Arif (Erdal Beşikçioğlu), ilk romanını tamamlamaya çalışan ama kadınları anlamakta ve anlatmakta hep bir adım geride kalan bir yazardır. Hayatındaki duygusal eksiklik, sevgilisinin hayatından çekilmesiyle daha da derinleşir. Tam da kelimelerin kifayetsizleştiği bir anda karşısına Müzeyyen (Sezin Akbaşoğulları) çıkar. Beklenmedik, sarsıcı ve belirsizliğiyle büyüleyici bir kadın.

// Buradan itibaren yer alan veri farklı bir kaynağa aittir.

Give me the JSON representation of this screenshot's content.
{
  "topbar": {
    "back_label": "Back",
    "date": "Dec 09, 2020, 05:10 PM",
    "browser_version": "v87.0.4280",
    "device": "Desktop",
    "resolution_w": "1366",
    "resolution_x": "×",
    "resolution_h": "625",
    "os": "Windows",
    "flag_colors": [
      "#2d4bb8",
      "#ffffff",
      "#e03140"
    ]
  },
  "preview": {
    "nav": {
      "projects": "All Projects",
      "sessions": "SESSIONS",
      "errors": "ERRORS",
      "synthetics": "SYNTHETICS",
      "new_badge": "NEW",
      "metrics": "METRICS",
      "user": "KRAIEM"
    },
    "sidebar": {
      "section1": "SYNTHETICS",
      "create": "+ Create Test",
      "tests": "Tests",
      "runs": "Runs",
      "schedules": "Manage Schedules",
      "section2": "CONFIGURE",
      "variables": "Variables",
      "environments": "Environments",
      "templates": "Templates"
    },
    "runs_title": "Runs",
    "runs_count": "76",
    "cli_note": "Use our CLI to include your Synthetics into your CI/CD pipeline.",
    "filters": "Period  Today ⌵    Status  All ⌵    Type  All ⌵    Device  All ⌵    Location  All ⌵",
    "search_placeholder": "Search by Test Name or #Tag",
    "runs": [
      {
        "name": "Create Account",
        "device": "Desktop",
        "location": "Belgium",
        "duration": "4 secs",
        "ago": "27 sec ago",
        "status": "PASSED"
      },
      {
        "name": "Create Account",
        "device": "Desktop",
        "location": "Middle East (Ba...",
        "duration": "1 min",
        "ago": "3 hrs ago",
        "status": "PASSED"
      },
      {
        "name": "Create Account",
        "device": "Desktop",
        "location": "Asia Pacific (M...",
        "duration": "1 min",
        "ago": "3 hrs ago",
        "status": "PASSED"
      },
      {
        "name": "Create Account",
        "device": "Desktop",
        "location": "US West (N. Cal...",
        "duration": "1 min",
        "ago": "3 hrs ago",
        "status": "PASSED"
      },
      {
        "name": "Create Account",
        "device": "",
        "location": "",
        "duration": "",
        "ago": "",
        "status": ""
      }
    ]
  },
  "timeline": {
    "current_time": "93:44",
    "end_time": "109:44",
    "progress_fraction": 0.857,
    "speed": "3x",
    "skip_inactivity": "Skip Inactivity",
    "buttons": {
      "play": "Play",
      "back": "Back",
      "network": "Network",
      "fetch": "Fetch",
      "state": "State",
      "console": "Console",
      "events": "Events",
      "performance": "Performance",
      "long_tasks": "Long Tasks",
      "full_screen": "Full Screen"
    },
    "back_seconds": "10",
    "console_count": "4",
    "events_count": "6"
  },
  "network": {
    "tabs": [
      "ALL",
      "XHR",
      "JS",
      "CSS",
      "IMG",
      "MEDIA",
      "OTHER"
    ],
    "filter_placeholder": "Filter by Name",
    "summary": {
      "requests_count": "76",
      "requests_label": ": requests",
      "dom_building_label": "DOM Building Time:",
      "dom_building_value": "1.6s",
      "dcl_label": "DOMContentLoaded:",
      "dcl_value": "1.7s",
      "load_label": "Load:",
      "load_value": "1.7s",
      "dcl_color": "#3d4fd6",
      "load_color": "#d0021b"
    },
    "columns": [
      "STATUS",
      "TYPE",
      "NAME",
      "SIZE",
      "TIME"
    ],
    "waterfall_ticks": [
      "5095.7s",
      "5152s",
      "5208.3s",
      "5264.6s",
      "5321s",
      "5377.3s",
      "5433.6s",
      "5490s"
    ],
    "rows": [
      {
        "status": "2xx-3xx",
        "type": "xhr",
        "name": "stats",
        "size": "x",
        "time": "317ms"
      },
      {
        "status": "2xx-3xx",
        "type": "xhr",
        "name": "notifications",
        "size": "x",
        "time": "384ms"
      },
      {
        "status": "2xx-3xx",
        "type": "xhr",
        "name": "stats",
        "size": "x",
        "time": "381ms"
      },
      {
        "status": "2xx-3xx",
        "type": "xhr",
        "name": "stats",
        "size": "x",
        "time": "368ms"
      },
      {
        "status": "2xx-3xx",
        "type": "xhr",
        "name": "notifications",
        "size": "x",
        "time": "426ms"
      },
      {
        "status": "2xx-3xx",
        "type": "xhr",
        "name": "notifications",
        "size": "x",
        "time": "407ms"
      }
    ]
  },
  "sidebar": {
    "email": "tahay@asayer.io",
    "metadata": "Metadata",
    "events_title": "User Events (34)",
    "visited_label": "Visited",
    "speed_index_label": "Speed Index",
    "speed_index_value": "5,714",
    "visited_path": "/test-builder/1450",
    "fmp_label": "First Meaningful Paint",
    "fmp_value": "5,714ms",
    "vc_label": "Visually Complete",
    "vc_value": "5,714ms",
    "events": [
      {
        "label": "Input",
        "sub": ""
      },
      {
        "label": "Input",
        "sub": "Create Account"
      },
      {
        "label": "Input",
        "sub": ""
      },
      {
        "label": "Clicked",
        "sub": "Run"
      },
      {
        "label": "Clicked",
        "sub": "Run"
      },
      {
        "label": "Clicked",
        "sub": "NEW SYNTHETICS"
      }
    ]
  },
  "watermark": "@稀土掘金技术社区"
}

Müzeyyen, bağımsızlığına sıkı sıkıya bağlı, sezgileriyle hareket eden, alışılmış kadın temsillerinin dışında duran bir karakterdir. Arif’in tanıdığı ya da yazmaya çalıştığı hiçbir kadına benzemez; onunla birlikte Arif’in aşk anlayışı yerle bir olur. Film, etkileyici görüntü kompozisyonları, karakterlerin iç seslerini duyuran anlatımı ve yoğun duygulara yaslanan sahneleriyle edebi bir tını taşır. Mizahın ince kırıntılarıyla dengelenen bu atmosfer, izleyiciyi yalın ama sarsıcı bir aşk anlatısının içine çeker.
Her edebi metnin merkezinde bir eksiklik vardır; yazarın ne kadar çabalarsa çabalasın tamamlayamadığı, kelimelerin sürekli dönüp dolaşıp içine düştüğü bir boşluk. Fakat Müzeyyen Bu Derin Bir Tutku, tam da bu eksiklik üzerine kurulmuş bir filmdir. Bir cümleyi sonlandırmakta zorlanan bir yazarla, hiçbir cümlenin içine sığamayacak bir kadının karşılaşmasıdır bu.
İlhami Algör’ün aynı isimli romanından uyarlanan yapım, Altın Portakal En İyi Görüntü Yönetmeni Ödülü’nü almıştır.